Every year at Christmas and birthdays I say the same thing. Let's go easy this year. They get spoiled, and don't appreciate it. And of course every year it's the same thing. "Well I bought A 5 gifts and so of course B and I have to have 5 gifts as well." Not to mention we, as of right now, have the only grandchildren/great-grandchildren on either side of the family. I swear to god, I could right now, without any preperation, open a fully stocked Toys R Us in my basement. I think I can honestly say that my kids do not come across as the stereotypical "spoiled" children, only because I think that today's parents have changed the definition of the word spoiled. We still view a "spoiled" child as a whiny, un-greatful, selfish kid who grabs and pitches fits when they don't get their way. And don't get me wrong, those kids are still out there. But I believe that although my kids along with the children of many of my friends, are spoiled just the same. We have taught them that Christmas and birthdays, oh hell, most times of year are times when they can get whatever they want. Weather we can always afford it or not. Thank god for credit cards and line of credits! I'd not be surprise if it were found that most families debt is the result of wanting to provide a certain quality of life for our families, a quality that we think they deserve, but often we realistically can't always afford. Maybe it's not always about what they deserve, but an image we also want to put out. We are all constantly fighting to keep up with the Jones'...bu what we don't all realize, and I am slowly discovering, is that the Jones' can't even afford half of what they own.

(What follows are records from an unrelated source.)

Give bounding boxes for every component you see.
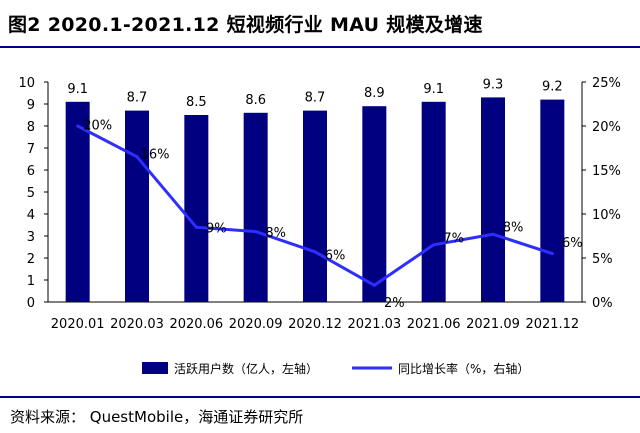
x-tick-label: 2021.09 bbox=[466, 317, 520, 332]
line-point bbox=[313, 250, 317, 254]
line-value-label: 8% bbox=[503, 221, 524, 236]
line-point bbox=[254, 230, 258, 234]
bar-value-label: 8.7 bbox=[127, 91, 148, 106]
bar bbox=[65, 101, 90, 302]
bar-value-label: 9.3 bbox=[483, 77, 504, 92]
x-tick-label: 2020.03 bbox=[110, 317, 164, 332]
line-value-label: 6% bbox=[562, 236, 583, 251]
title-bar: 图2 2020.1-2021.12 短视频行业 MAU 规模及增速 bbox=[0, 0, 640, 48]
legend-bar-label: 活跃用户数（亿人，左轴） bbox=[174, 361, 318, 376]
bar-value-label: 8.5 bbox=[186, 95, 207, 110]
bar bbox=[243, 112, 268, 302]
x-tick-label: 2020.09 bbox=[229, 317, 283, 332]
x-tick-label: 2021.12 bbox=[525, 317, 579, 332]
figure-source: 资料来源： QuestMobile，海通证券研究所 bbox=[10, 408, 304, 426]
legend-bar-swatch bbox=[142, 362, 168, 374]
line-point bbox=[194, 225, 198, 229]
x-tick-label: 2020.06 bbox=[169, 317, 223, 332]
line-value-label: 8% bbox=[265, 226, 286, 241]
bar bbox=[303, 110, 327, 302]
bar bbox=[540, 99, 565, 302]
bar-value-label: 9.1 bbox=[423, 82, 444, 97]
bar-value-label: 8.6 bbox=[245, 93, 266, 108]
left-tick-label: 10 bbox=[18, 76, 35, 91]
line-point bbox=[491, 232, 495, 236]
left-tick-label: 2 bbox=[27, 252, 35, 267]
line-value-label: 20% bbox=[83, 119, 112, 134]
line-point bbox=[76, 124, 80, 128]
line-point bbox=[135, 155, 139, 159]
left-tick-label: 9 bbox=[27, 98, 35, 113]
bar-value-label: 9.1 bbox=[67, 82, 88, 97]
line-value-label: 2% bbox=[384, 296, 405, 311]
source-bar: 资料来源： QuestMobile，海通证券研究所 bbox=[0, 396, 640, 433]
line-point bbox=[432, 243, 436, 247]
x-tick-label: 2020.01 bbox=[51, 317, 105, 332]
line-value-label: 9% bbox=[206, 222, 227, 237]
bar bbox=[184, 115, 209, 302]
left-tick-label: 0 bbox=[27, 296, 35, 311]
right-tick-label: 25% bbox=[592, 76, 621, 91]
left-tick-label: 6 bbox=[27, 164, 35, 179]
right-tick-label: 10% bbox=[592, 208, 621, 223]
x-tick-label: 2021.06 bbox=[407, 317, 461, 332]
right-tick-label: 20% bbox=[592, 120, 621, 135]
left-tick-label: 7 bbox=[27, 142, 35, 157]
line-value-label: 6% bbox=[325, 248, 346, 263]
bar bbox=[481, 97, 505, 303]
left-tick-label: 3 bbox=[27, 230, 35, 245]
bar bbox=[125, 110, 149, 302]
line-point bbox=[550, 252, 554, 256]
combo-chart: 0 1 2 3 4 5 6 7 8 9 10 0% 5% 10% 15% 20% 25% 9.1 8.7 8.5 8.6… bbox=[18, 76, 621, 376]
legend-line-label: 同比增长率（%，右轴） bbox=[398, 361, 529, 376]
left-tick-label: 1 bbox=[27, 274, 35, 289]
left-tick-label: 5 bbox=[27, 186, 35, 201]
line-value-label: 16% bbox=[141, 147, 170, 162]
line-value-label: 7% bbox=[443, 231, 464, 246]
x-tick-label: 2020.12 bbox=[288, 317, 342, 332]
bar-value-label: 8.9 bbox=[364, 86, 385, 101]
bar bbox=[362, 106, 387, 302]
bar-value-label: 9.2 bbox=[542, 80, 563, 95]
bar-value-label: 8.7 bbox=[305, 91, 326, 106]
figure-title: 图2 2020.1-2021.12 短视频行业 MAU 规模及增速 bbox=[8, 14, 483, 36]
left-tick-label: 4 bbox=[27, 208, 35, 223]
right-tick-label: 0% bbox=[592, 296, 613, 311]
line-point bbox=[372, 283, 376, 287]
right-tick-label: 5% bbox=[592, 252, 613, 267]
right-tick-label: 15% bbox=[592, 164, 621, 179]
left-tick-label: 8 bbox=[27, 120, 35, 135]
bar bbox=[421, 101, 446, 302]
x-tick-label: 2021.03 bbox=[347, 317, 401, 332]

Money is still an almost taboo subject within friendships. Nobody wants anyone else to know that they struggle from time to time. Like the task of raising a family in one of the most expensive cities in the world is always easy and effortless. $600 for hockey registration, sure here you go. $1000 in groceries a month, sure, no problem. Mortgage. Car. Insurance. Bills. Not to mention the "pleasant" surprises you are thrown, such as the cost of now repairing or replacing my new stove as I dropped an entire bottle of wine through the glass cook top the other day. NO, NO, don't worry. The bottle of wine is fine.

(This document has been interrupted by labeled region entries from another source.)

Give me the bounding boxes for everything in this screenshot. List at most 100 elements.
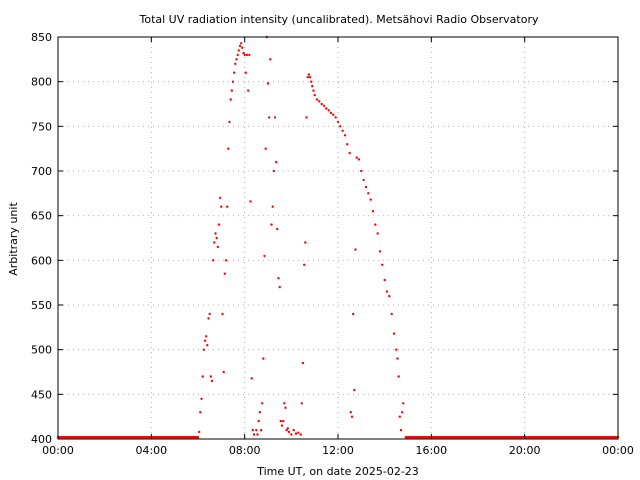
data-point <box>369 198 372 201</box>
data-point <box>307 73 310 76</box>
data-point <box>229 98 232 101</box>
data-point <box>325 107 328 110</box>
data-point <box>374 223 377 226</box>
y-tick-label: 400 <box>31 433 52 446</box>
data-point <box>241 46 244 49</box>
data-point <box>339 125 342 128</box>
data-point <box>399 428 403 432</box>
data-point <box>349 411 352 414</box>
x-tick-label: 00:00 <box>602 444 634 457</box>
x-axis-label: Time UT, on date 2025-02-23 <box>256 465 419 478</box>
data-point <box>308 76 312 79</box>
data-point <box>334 116 337 119</box>
data-point <box>392 332 396 335</box>
data-point <box>203 339 207 342</box>
data-point <box>354 248 357 251</box>
data-point <box>266 82 270 85</box>
data-point <box>398 415 401 418</box>
data-point <box>206 344 209 347</box>
data-point <box>299 433 302 436</box>
data-point <box>244 71 247 74</box>
data-point <box>310 80 313 83</box>
data-point <box>268 116 271 119</box>
data-point <box>214 232 217 235</box>
data-point <box>327 109 330 112</box>
data-point <box>362 178 365 182</box>
data-point <box>313 93 316 97</box>
data-point <box>216 245 219 249</box>
data-point <box>230 89 233 92</box>
data-point <box>385 290 389 293</box>
data-point <box>332 113 335 116</box>
data-point <box>222 370 225 374</box>
data-point <box>233 71 236 74</box>
data-point <box>240 42 243 45</box>
data-point <box>224 259 228 262</box>
y-tick-label: 550 <box>31 299 52 312</box>
data-point <box>202 348 205 351</box>
data-point <box>304 241 307 244</box>
data-point <box>381 263 384 266</box>
data-point <box>311 84 314 88</box>
data-point <box>292 428 295 432</box>
data-point <box>395 348 398 351</box>
data-point <box>383 278 386 282</box>
data-point <box>278 285 281 289</box>
data-point <box>396 357 399 360</box>
data-point <box>257 419 260 423</box>
grid <box>58 37 618 439</box>
data-point <box>277 277 280 280</box>
data-point <box>280 424 284 427</box>
y-tick-label: 600 <box>31 254 52 267</box>
data-point <box>283 402 286 405</box>
data-point <box>261 402 264 405</box>
data-point <box>250 377 253 380</box>
data-point <box>255 428 258 432</box>
data-point <box>305 116 308 119</box>
data-point <box>329 111 333 115</box>
data-point <box>228 120 231 124</box>
data-point <box>350 415 354 418</box>
data-point <box>199 411 202 414</box>
data-point <box>196 436 200 439</box>
data-point <box>242 51 245 55</box>
data-point <box>237 49 240 52</box>
data-point <box>357 158 361 161</box>
data-point <box>252 433 256 436</box>
x-tick-label: 16:00 <box>415 444 447 457</box>
y-tick-label: 500 <box>31 344 52 357</box>
data-point <box>371 210 375 213</box>
data-point <box>226 205 229 208</box>
data-point <box>397 375 400 378</box>
data-point <box>294 432 298 435</box>
data-point <box>306 76 309 79</box>
data-point <box>245 53 249 57</box>
data-point <box>303 263 306 266</box>
y-tick-label: 850 <box>31 31 52 44</box>
data-point <box>390 312 393 316</box>
data-point <box>201 375 204 378</box>
data-point <box>301 361 305 365</box>
data-point <box>401 411 404 414</box>
data-point <box>227 147 230 150</box>
data-point <box>217 223 221 226</box>
data-point <box>200 397 203 400</box>
data-point <box>287 430 291 434</box>
data-point <box>286 427 289 430</box>
data-point <box>234 62 237 65</box>
data-point <box>248 53 251 57</box>
data-point <box>341 129 344 132</box>
y-axis-label: Arbitrary unit <box>7 202 20 276</box>
data-point <box>285 428 288 432</box>
data-point <box>290 433 293 436</box>
data-point <box>221 312 224 316</box>
data-point <box>258 411 261 414</box>
data-point <box>348 151 351 155</box>
data-point <box>238 44 242 48</box>
data-point <box>300 402 303 405</box>
data-point <box>336 120 340 124</box>
y-tick-label: 800 <box>31 76 52 89</box>
data-point <box>343 134 347 137</box>
data-point <box>223 272 226 275</box>
data-point <box>219 196 222 199</box>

There should be no shame in being able to say, you know what, supporting a family of 5 is frickin' expensive sometimes, and there cannot be any shame in having to say NO from time to time. Maybe we can't go on every little trip we want to go on this year. Maybe we won't be eating out this week, or this month for that matter. Maybe we shouldn't run out and buy a boat, trailer, new car, just because we think we need it. It's not always fun, actually it down right sucks some time, but in those moments, when we're pouting and feeling sorry for ourselves, I'm going to try and remind myself of what I do have. 3 fantastic daughters, one of which is a cancer survivor at the age of 9, a pretty awesome husband who accepts me for who I am, a large and varied group of amazing friends and a warm, safe roof over my head and food to feed my family.
I am not a religious person, and like many of you, I have had some shit handed to me in my life, but still at the end of everyday I know I am truly blessed and that no matter how bad things get, it could always be worse.